Copper Canyon GC, Buckeye. Brian Curley and Lee Schmidt, 2007.

Probably the best of the retirement community courses I’ve seen, as it actually mixes in a few half-par holes and interesting strategic decisions. Still, every time I’ve been back there are more homes and so it’s harder to convince yourself that this is really all that different from the Sun City Grand courses, which are 20 minutes closer to town.

Since I’ve been they’ve built a new nine, and that means they reconfigured the original 18 to some extent.

The original front nine—the current Vista Nine—has not been touched. These nine holes are perfectly solid but also pretty plain. They balance well, however. The short second, with a green that angles front left to back right, is followed by the longer third, with a green that angles in the opposite direction. That’s followed by a short par 3 and a reachable par 5.

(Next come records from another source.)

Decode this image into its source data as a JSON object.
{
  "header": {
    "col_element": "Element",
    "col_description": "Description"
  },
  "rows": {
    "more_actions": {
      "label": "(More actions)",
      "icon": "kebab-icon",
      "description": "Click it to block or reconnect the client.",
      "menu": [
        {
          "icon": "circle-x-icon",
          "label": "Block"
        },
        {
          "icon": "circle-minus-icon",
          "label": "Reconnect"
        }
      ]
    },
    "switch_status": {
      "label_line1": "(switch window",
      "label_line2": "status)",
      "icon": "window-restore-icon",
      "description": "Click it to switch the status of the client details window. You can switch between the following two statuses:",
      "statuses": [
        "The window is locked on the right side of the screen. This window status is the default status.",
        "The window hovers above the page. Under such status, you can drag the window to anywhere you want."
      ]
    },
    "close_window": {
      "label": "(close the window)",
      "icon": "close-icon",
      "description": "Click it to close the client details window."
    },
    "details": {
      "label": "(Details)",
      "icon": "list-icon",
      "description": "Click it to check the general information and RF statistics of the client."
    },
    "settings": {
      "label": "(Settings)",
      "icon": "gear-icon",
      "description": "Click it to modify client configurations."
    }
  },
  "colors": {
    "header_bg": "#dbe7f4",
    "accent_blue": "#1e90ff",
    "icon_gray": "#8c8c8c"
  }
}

The original back nine is now the Lake Nine, minus the original 10th and with a new hole added to the existing trio north of Beardsley Rd. The most photogenic hole is the Lake’s second. It is downhill and not long—under 500 yards from all but the back tee. On the tee shot there is water right and two bunkers left; really long drives could be threatened by water that crosses the fairway before running down the left side, but for the most the idea is to hit the drive as long as you can while keeping it the fairway. If you can, you should have an excellent chance to reach the green.

#3 on the Lake Nine (Credit: Copper Canyon GC)

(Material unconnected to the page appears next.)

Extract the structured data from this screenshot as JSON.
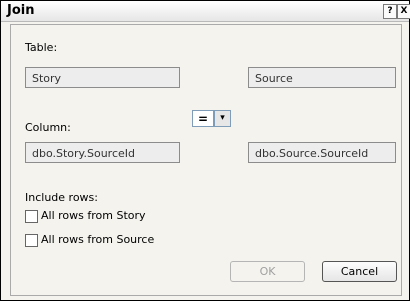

The next hole offers another chance to reach the green and make birdie. Downhill again, the green is reachable from the tee for big hitters, especially because the green is open in front so a well played tee shot can run on. Bunkers guard the left of the green with low areas on either side as well. The green is also tiered. On days when the hole is on the back tier, laying up and hitting a wedge may be the best way to play the hole.

The fourth on the Lake is again short but the green is angled and largely hidden behind a bunker. So a hole that looks quite similar on the score card, most days, plays entirely differently.

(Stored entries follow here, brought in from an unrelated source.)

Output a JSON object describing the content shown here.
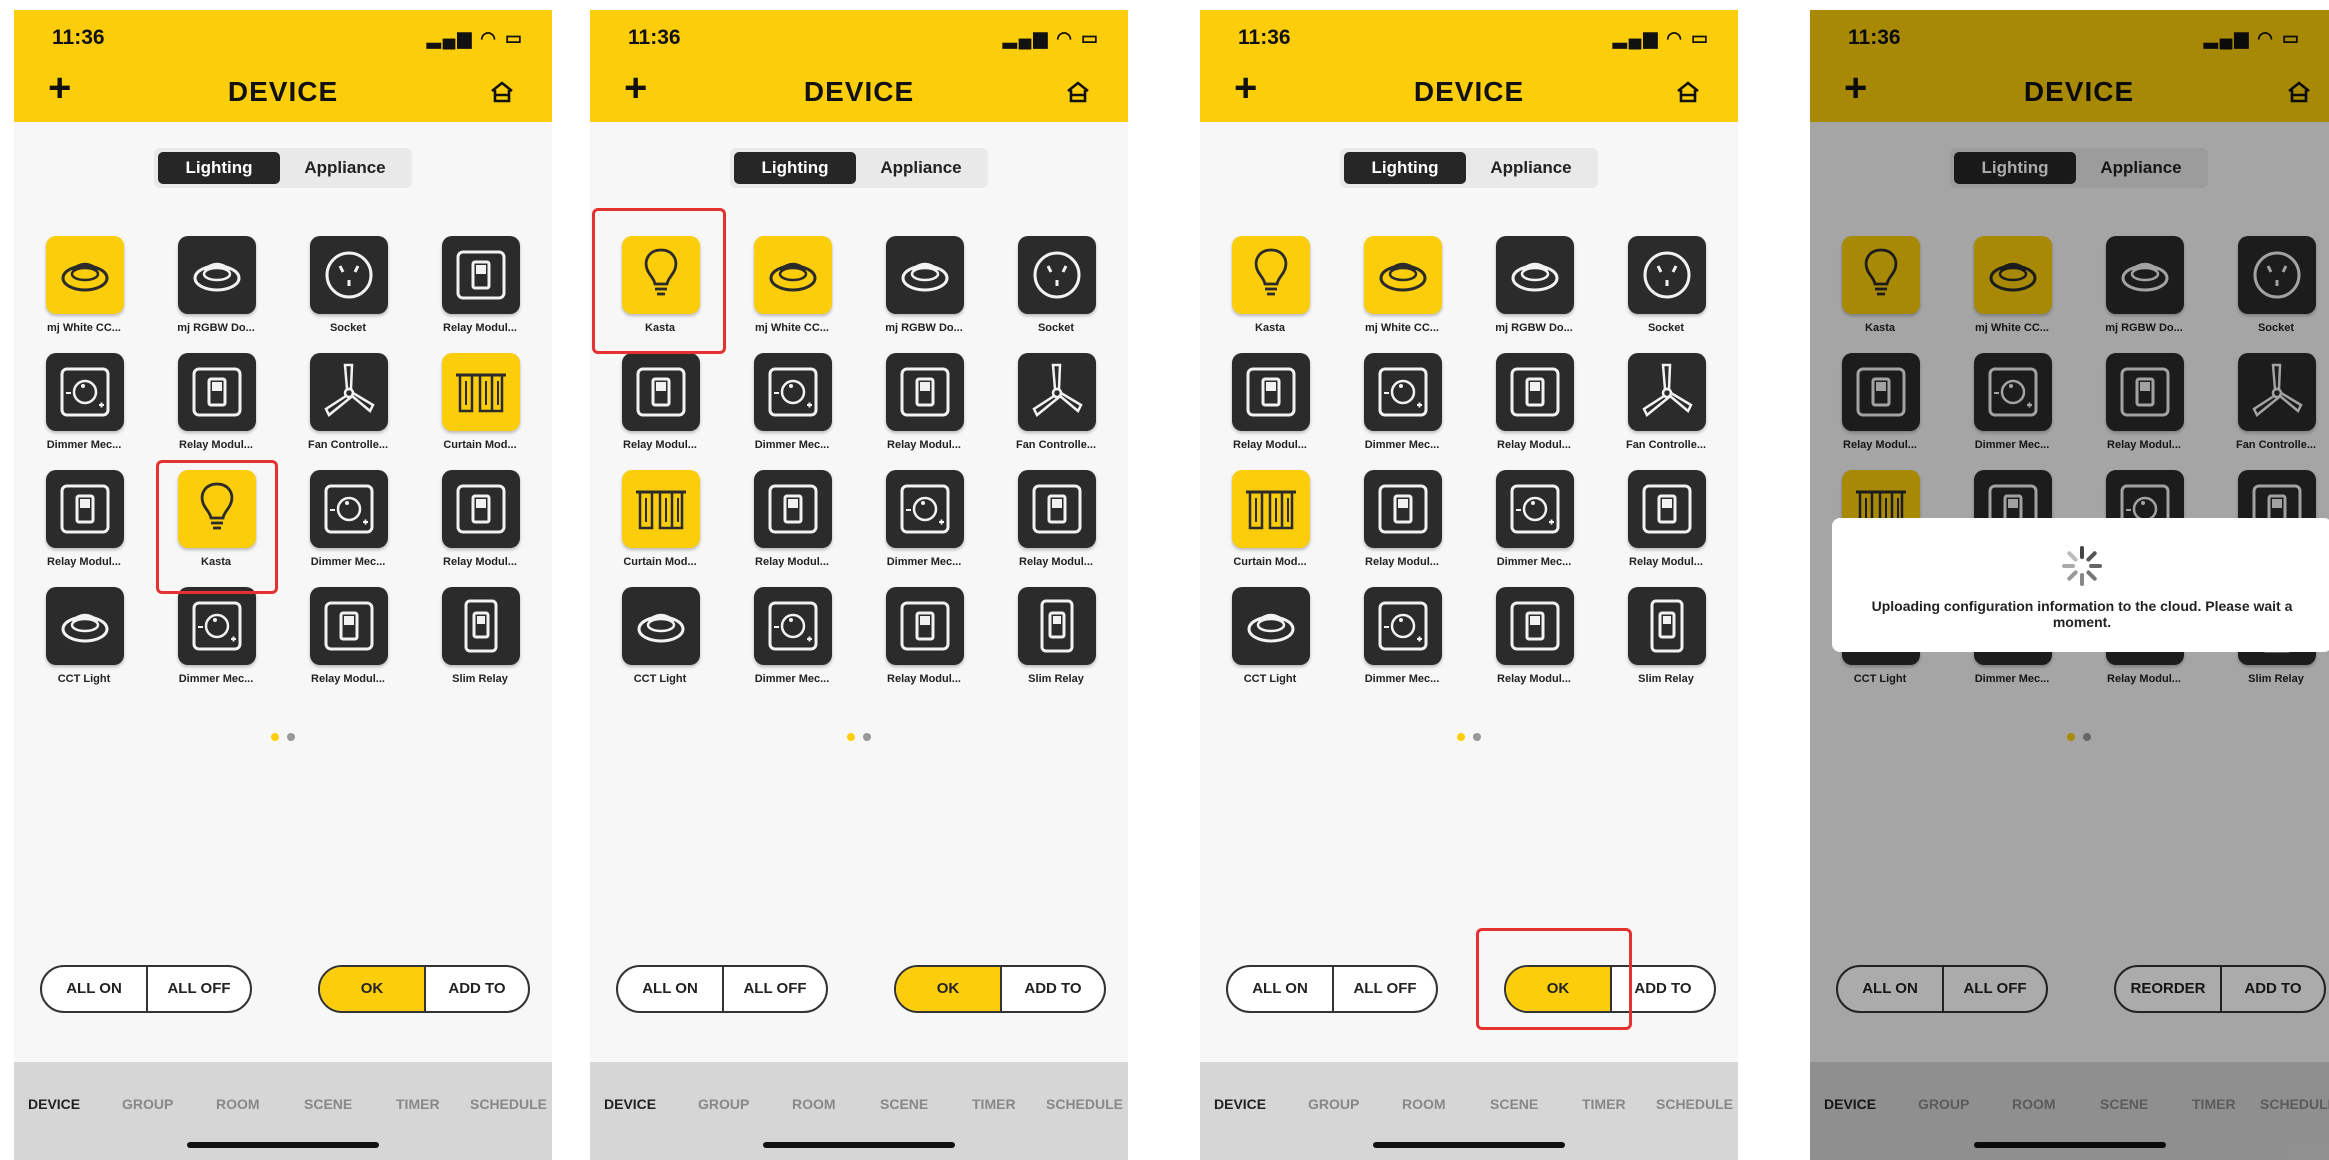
{
  "status_time": "11:36",
  "header_title": "DEVICE",
  "seg": {
    "lighting": "Lighting",
    "appliance": "Appliance"
  },
  "tabs": [
    "DEVICE",
    "GROUP",
    "ROOM",
    "SCENE",
    "TIMER",
    "SCHEDULE"
  ],
  "colors": {
    "accent": "#fbcd0a",
    "tile": "#2b2b2b",
    "highlight": "#e53131"
  },
  "panel1": {
    "devices": [
      {
        "label": "mj White CC...",
        "icon": "downlight-icon",
        "on": true
      },
      {
        "label": "mj RGBW Do...",
        "icon": "downlight-icon",
        "on": false
      },
      {
        "label": "Socket",
        "icon": "socket-icon",
        "on": false
      },
      {
        "label": "Relay Modul...",
        "icon": "relay-switch-icon",
        "on": false
      },
      {
        "label": "Dimmer Mec...",
        "icon": "dimmer-icon",
        "on": false
      },
      {
        "label": "Relay Modul...",
        "icon": "relay-switch-icon",
        "on": false
      },
      {
        "label": "Fan Controlle...",
        "icon": "fan-icon",
        "on": false
      },
      {
        "label": "Curtain Mod...",
        "icon": "curtain-icon",
        "on": true
      },
      {
        "label": "Relay Modul...",
        "icon": "relay-switch-icon",
        "on": false
      },
      {
        "label": "Kasta",
        "icon": "bulb-icon",
        "on": true
      },
      {
        "label": "Dimmer Mec...",
        "icon": "dimmer-icon",
        "on": false
      },
      {
        "label": "Relay Modul...",
        "icon": "relay-switch-icon",
        "on": false
      },
      {
        "label": "CCT Light",
        "icon": "downlight-icon",
        "on": false
      },
      {
        "label": "Dimmer Mec...",
        "icon": "dimmer-icon",
        "on": false
      },
      {
        "label": "Relay Modul...",
        "icon": "relay-switch-icon",
        "on": false
      },
      {
        "label": "Slim Relay",
        "icon": "slim-relay-icon",
        "on": false
      }
    ],
    "buttons": {
      "all_on": "ALL ON",
      "all_off": "ALL OFF",
      "primary": "OK",
      "add_to": "ADD TO"
    }
  },
  "panel2": {
    "devices": [
      {
        "label": "Kasta",
        "icon": "bulb-icon",
        "on": true
      },
      {
        "label": "mj White CC...",
        "icon": "downlight-icon",
        "on": true
      },
      {
        "label": "mj RGBW Do...",
        "icon": "downlight-icon",
        "on": false
      },
      {
        "label": "Socket",
        "icon": "socket-icon",
        "on": false
      },
      {
        "label": "Relay Modul...",
        "icon": "relay-switch-icon",
        "on": false
      },
      {
        "label": "Dimmer Mec...",
        "icon": "dimmer-icon",
        "on": false
      },
      {
        "label": "Relay Modul...",
        "icon": "relay-switch-icon",
        "on": false
      },
      {
        "label": "Fan Controlle...",
        "icon": "fan-icon",
        "on": false
      },
      {
        "label": "Curtain Mod...",
        "icon": "curtain-icon",
        "on": true
      },
      {
        "label": "Relay Modul...",
        "icon": "relay-switch-icon",
        "on": false
      },
      {
        "label": "Dimmer Mec...",
        "icon": "dimmer-icon",
        "on": false
      },
      {
        "label": "Relay Modul...",
        "icon": "relay-switch-icon",
        "on": false
      },
      {
        "label": "CCT Light",
        "icon": "downlight-icon",
        "on": false
      },
      {
        "label": "Dimmer Mec...",
        "icon": "dimmer-icon",
        "on": false
      },
      {
        "label": "Relay Modul...",
        "icon": "relay-switch-icon",
        "on": false
      },
      {
        "label": "Slim Relay",
        "icon": "slim-relay-icon",
        "on": false
      }
    ],
    "buttons": {
      "all_on": "ALL ON",
      "all_off": "ALL OFF",
      "primary": "OK",
      "add_to": "ADD TO"
    }
  },
  "panel3": {
    "devices": [
      {
        "label": "Kasta",
        "icon": "bulb-icon",
        "on": true
      },
      {
        "label": "mj White CC...",
        "icon": "downlight-icon",
        "on": true
      },
      {
        "label": "mj RGBW Do...",
        "icon": "downlight-icon",
        "on": false
      },
      {
        "label": "Socket",
        "icon": "socket-icon",
        "on": false
      },
      {
        "label": "Relay Modul...",
        "icon": "relay-switch-icon",
        "on": false
      },
      {
        "label": "Dimmer Mec...",
        "icon": "dimmer-icon",
        "on": false
      },
      {
        "label": "Relay Modul...",
        "icon": "relay-switch-icon",
        "on": false
      },
      {
        "label": "Fan Controlle...",
        "icon": "fan-icon",
        "on": false
      },
      {
        "label": "Curtain Mod...",
        "icon": "curtain-icon",
        "on": true
      },
      {
        "label": "Relay Modul...",
        "icon": "relay-switch-icon",
        "on": false
      },
      {
        "label": "Dimmer Mec...",
        "icon": "dimmer-icon",
        "on": false
      },
      {
        "label": "Relay Modul...",
        "icon": "relay-switch-icon",
        "on": false
      },
      {
        "label": "CCT Light",
        "icon": "downlight-icon",
        "on": false
      },
      {
        "label": "Dimmer Mec...",
        "icon": "dimmer-icon",
        "on": false
      },
      {
        "label": "Relay Modul...",
        "icon": "relay-switch-icon",
        "on": false
      },
      {
        "label": "Slim Relay",
        "icon": "slim-relay-icon",
        "on": false
      }
    ],
    "buttons": {
      "all_on": "ALL ON",
      "all_off": "ALL OFF",
      "primary": "OK",
      "add_to": "ADD TO"
    }
  },
  "panel4": {
    "devices": [
      {
        "label": "Kasta",
        "icon": "bulb-icon",
        "on": true
      },
      {
        "label": "mj White CC...",
        "icon": "downlight-icon",
        "on": true
      },
      {
        "label": "mj RGBW Do...",
        "icon": "downlight-icon",
        "on": false
      },
      {
        "label": "Socket",
        "icon": "socket-icon",
        "on": false
      },
      {
        "label": "Relay Modul...",
        "icon": "relay-switch-icon",
        "on": false
      },
      {
        "label": "Dimmer Mec...",
        "icon": "dimmer-icon",
        "on": false
      },
      {
        "label": "Relay Modul...",
        "icon": "relay-switch-icon",
        "on": false
      },
      {
        "label": "Fan Controlle...",
        "icon": "fan-icon",
        "on": false
      },
      {
        "label": "",
        "icon": "curtain-icon",
        "on": true
      },
      {
        "label": "",
        "icon": "relay-switch-icon",
        "on": false
      },
      {
        "label": "",
        "icon": "dimmer-icon",
        "on": false
      },
      {
        "label": "",
        "icon": "relay-switch-icon",
        "on": false
      },
      {
        "label": "CCT Light",
        "icon": "downlight-icon",
        "on": false
      },
      {
        "label": "Dimmer Mec...",
        "icon": "dimmer-icon",
        "on": false
      },
      {
        "label": "Relay Modul...",
        "icon": "relay-switch-icon",
        "on": false
      },
      {
        "label": "Slim Relay",
        "icon": "slim-relay-icon",
        "on": false
      }
    ],
    "buttons": {
      "all_on": "ALL ON",
      "all_off": "ALL OFF",
      "primary": "REORDER",
      "add_to": "ADD TO"
    },
    "dialog_message": "Uploading configuration information to the cloud. Please wait a moment."
  }
}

Small design touches like this set this course well apart from even other retirement courses that look modern but lack any kind of thoughtful golf. The other thing Copper Canyon has going for it is that despite the influx of homes it is still far enough out west that it is windier than most other courses and wind always makes golf more interesting because it makes holes play differently day to day.

I certainly wouldn’t want to live all the way out in Sun City Festival, but if you had to pick one course course in Surprise to play all the time, this would be the one.